On Friday, Trump ordered a national emergency to build a border wall that he could not get Congress to fund. The government is fresh off of a 35-day partial government shutdown — the longest in U.S. history — that began after lawmakers refused to provide Trump with $5.7 billion in funding to build that wall. Trump shut down the government in response, but relented after more than a month, signing a stopgap spending bill.

The president on Friday also signed a bipartisan spending agreement that included more than $1.3 billion for 55 new miles of border fencing as well as money for other border security measures. Trump will now try to divert nearly $7 billion from a combination of military construction projects, counternarcotics programs, and a Treasury Department asset forfeiture fund to build a longer border barrier.

The national emergency has already drawn legal challenges, which Trump said he expected in announcing the emergency on Friday. He also said he declared the emergency not out of necessity, but to facilitate quicker wall building.

"I could do the wall over a longer period of time," Trump said. "I didn’t need to do this. But I'd rather do it much faster."

Congress could pass a resolution disapproving of the emergency declaration, which it has the power to do under the 1976 National Emergencies Act.

On CBS's "Face the Nation," Republican Rep. Will Hurd of Texas, who represents a border district, said he would support such a resolution and said he did not think a national emergency declaration was necessary.

"That is not a tool that the president needs in order to solve this problem," he said.

Democrats voiced strong opposition to Trump's move. On ABC's "This Week," Democratic Sen. Tammy Duckworth of Illinois said the House should sue Trump if the resolution is not veto-proof.
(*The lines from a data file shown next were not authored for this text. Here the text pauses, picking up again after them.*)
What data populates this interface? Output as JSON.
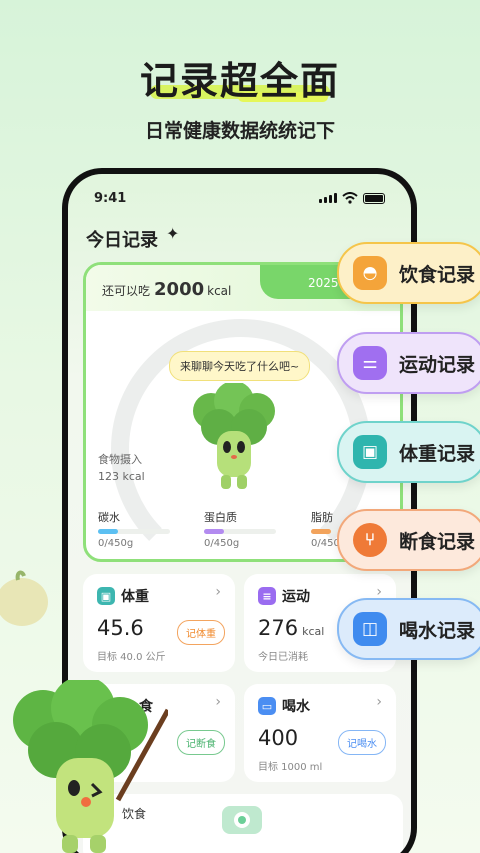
{
  "hero": {
    "title": "记录超全面",
    "subtitle": "日常健康数据统统记下"
  },
  "status_bar": {
    "time": "9:41"
  },
  "page": {
    "title": "今日记录"
  },
  "summary": {
    "remaining_label": "还可以吃",
    "remaining_value": "2000",
    "remaining_unit": "kcal",
    "date": "2025年0",
    "bubble": "来聊聊今天吃了什么吧~",
    "intake_label": "食物摄入",
    "intake_value": "123 kcal",
    "macros": [
      {
        "label": "碳水",
        "value": "0/450g",
        "color": "#5cc0f2"
      },
      {
        "label": "蛋白质",
        "value": "0/450g",
        "color": "#b38bf0"
      },
      {
        "label": "脂肪",
        "value": "0/450",
        "color": "#f2a35c"
      }
    ]
  },
  "tiles": {
    "weight": {
      "title": "体重",
      "value": "45.6",
      "button": "记体重",
      "sub": "目标 40.0 公斤",
      "color": "#3db6b0"
    },
    "exercise": {
      "title": "运动",
      "value": "276",
      "unit": "kcal",
      "sub": "今日已消耗",
      "color": "#9a6cf0"
    },
    "fasting": {
      "title": "食",
      "button": "记断食",
      "color": "#48b26d"
    },
    "water": {
      "title": "喝水",
      "value": "400",
      "button": "记喝水",
      "sub": "目标 1000 ml",
      "color": "#4b8ef2"
    }
  },
  "bottom": {
    "diet_label": "饮食"
  },
  "pills": [
    {
      "label": "饮食记录",
      "icon": "dish-icon",
      "bg": "#fdf0c8",
      "border": "#f5c54a",
      "icon_bg": "#f4a43a"
    },
    {
      "label": "运动记录",
      "icon": "dumbbell-icon",
      "bg": "#efe4fb",
      "border": "#bf9ef1",
      "icon_bg": "#a06ff0"
    },
    {
      "label": "体重记录",
      "icon": "scale-icon",
      "bg": "#d9f4f2",
      "border": "#6fd3cb",
      "icon_bg": "#2fb5ae"
    },
    {
      "label": "断食记录",
      "icon": "fork-spoon-icon",
      "bg": "#fde9dc",
      "border": "#f2a87a",
      "icon_bg": "#ef7a37"
    },
    {
      "label": "喝水记录",
      "icon": "cup-icon",
      "bg": "#dcebfb",
      "border": "#86b9f3",
      "icon_bg": "#3f8bef"
    }
  ]
}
"Frankly, the president is trying to take the power of the purse away from the legislative branch," she said. "We are co-equal branches of government and he is trying to do a type of executive overreach, and it’s just really uncalled for."

Speaking with CNN's "State of the Union, Democratic Sen. Sherrod Brown said the declaration was in violation of the Constitution.

"Well, this is the first kind of emergency we have seen like this that a president has done this," he said. "He couldn't get the Mexicans to build the wall. He couldn't get Congress to vote the money in. ... That's why you see so many Republicans saying don't do this. Republicans are afraid that he's going to take the money from somewhere else and something they care about, but, fundamentally, they think it's a president who failed, who hates to lose, who is acting childish."

But others took to the airwaves to defend the president. Republican Rep. Jim Jordan of Ohio told "This Week" that the declaration was necessary because Congress would not fund the president's priority.

"So we tried to do it the appropriations process way and get building it," Jordan said. "We tried to do this last year, and our party, our party leaders wouldn’t even go there, Democrats certainly wouldn’t go there. So yes, it’s going to be a slow process, it’s going to go to the courts. We understand that. But better to start that process so that we can ultimately get there than to not start it at all."

Republican Sen. Lindsey Graham of South Carolina told "Face the Nation" that the southern border is a national emergency.

"Let's just say for a moment that he took some money out of the military construction budget," Graham said. "I would say it's better for the middle school kids in Kentucky to have a secure border. We'll get them the school they need. But right now we've got a national emergency on our hands."